To be fair, ChatGPT always added the caveat that while the general direction and notable landmarks mentioned in the route description remained relevant, there could have been changes in specific road names and infrastructure over time. It recommended it was always a good idea to consult updated maps and local directions.

Another experiment was to ask ChatGPT to develop the profiles of my three main characters and compare it with my own constructions using the story arc method. I found that while there were some useful points, overall ChatGPT’s characters were very flat without the particular personality quirks, flaws and speech patterns that make both real life and fictional people interesting. The dialogue between the characters was extremely stilted without the little touches I added, to indicate their diverse linguistic and cultural backgrounds and the body language that is an intrinsic part of interpersonal engagement. I’m sticking to personal knowledge of languages and what I’ve picked up from books and other humans.

A big no-no for me was that ChatGPT didn’t list the sources it had used. I couldn’t check if its data sources were accurate or even existed! I haven’t used anything which I couldn’t check against information from verifiable sources such as Trove (an online repository of Australian newspapers and printed books).

Overall, at this point, I believe that while AI tools like ChatGPT may be useful for writers of historical novels, they can only complement not replace conventional sources of information.

As both a writer and a reader, I feel ChatGPT cannot recreate the unique author’s voice that leads us to buy the books of our favourites and explore new voices.
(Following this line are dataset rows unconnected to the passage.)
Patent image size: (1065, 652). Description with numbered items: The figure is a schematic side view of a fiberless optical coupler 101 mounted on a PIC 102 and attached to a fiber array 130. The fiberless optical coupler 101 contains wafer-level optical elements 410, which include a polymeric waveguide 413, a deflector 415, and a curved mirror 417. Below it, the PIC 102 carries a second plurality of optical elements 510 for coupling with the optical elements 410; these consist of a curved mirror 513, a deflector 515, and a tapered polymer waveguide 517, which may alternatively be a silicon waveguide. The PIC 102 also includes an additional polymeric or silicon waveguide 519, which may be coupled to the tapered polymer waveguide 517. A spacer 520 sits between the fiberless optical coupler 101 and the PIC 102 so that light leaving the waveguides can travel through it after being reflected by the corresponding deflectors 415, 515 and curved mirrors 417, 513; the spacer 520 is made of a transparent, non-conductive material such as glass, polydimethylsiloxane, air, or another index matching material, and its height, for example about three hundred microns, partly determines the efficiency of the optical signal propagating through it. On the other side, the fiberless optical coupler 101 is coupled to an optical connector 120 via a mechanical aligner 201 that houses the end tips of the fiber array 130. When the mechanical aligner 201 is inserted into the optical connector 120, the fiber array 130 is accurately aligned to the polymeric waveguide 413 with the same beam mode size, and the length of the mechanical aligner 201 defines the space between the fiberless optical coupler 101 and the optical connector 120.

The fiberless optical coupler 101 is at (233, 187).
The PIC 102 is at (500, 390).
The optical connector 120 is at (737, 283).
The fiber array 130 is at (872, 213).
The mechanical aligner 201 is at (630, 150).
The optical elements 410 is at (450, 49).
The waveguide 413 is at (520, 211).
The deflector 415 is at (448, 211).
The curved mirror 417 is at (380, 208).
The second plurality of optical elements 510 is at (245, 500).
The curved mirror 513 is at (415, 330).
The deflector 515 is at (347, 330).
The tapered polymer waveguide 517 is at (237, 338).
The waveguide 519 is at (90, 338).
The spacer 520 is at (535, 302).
There is a world of difference between the writing of reports which follow a standardized format and the writing of creative works of fiction.

There is no satisfaction in presenting something a machine wrote as my own work. Like all writers, I want to know what people, not machines, think of my writing. Like all authors, I also want to retain control of my creations.  Anything generated by ChatGPT is not protected by copyright laws which apply only to works authored by humans.

My little experiments have led me to believe ChatGPT is best treated as a useful assistant functioning within guidelines that prevent it from becoming a modern form of Frankenstein’s monster.

Indrani Ganguly, an Australian of Bengali-Indian heritage, trained in history and sociology, has published academic books, articles, short stories, poetry and a debut historical novel The Rose and the Thorn.  She’s now working on the sequel.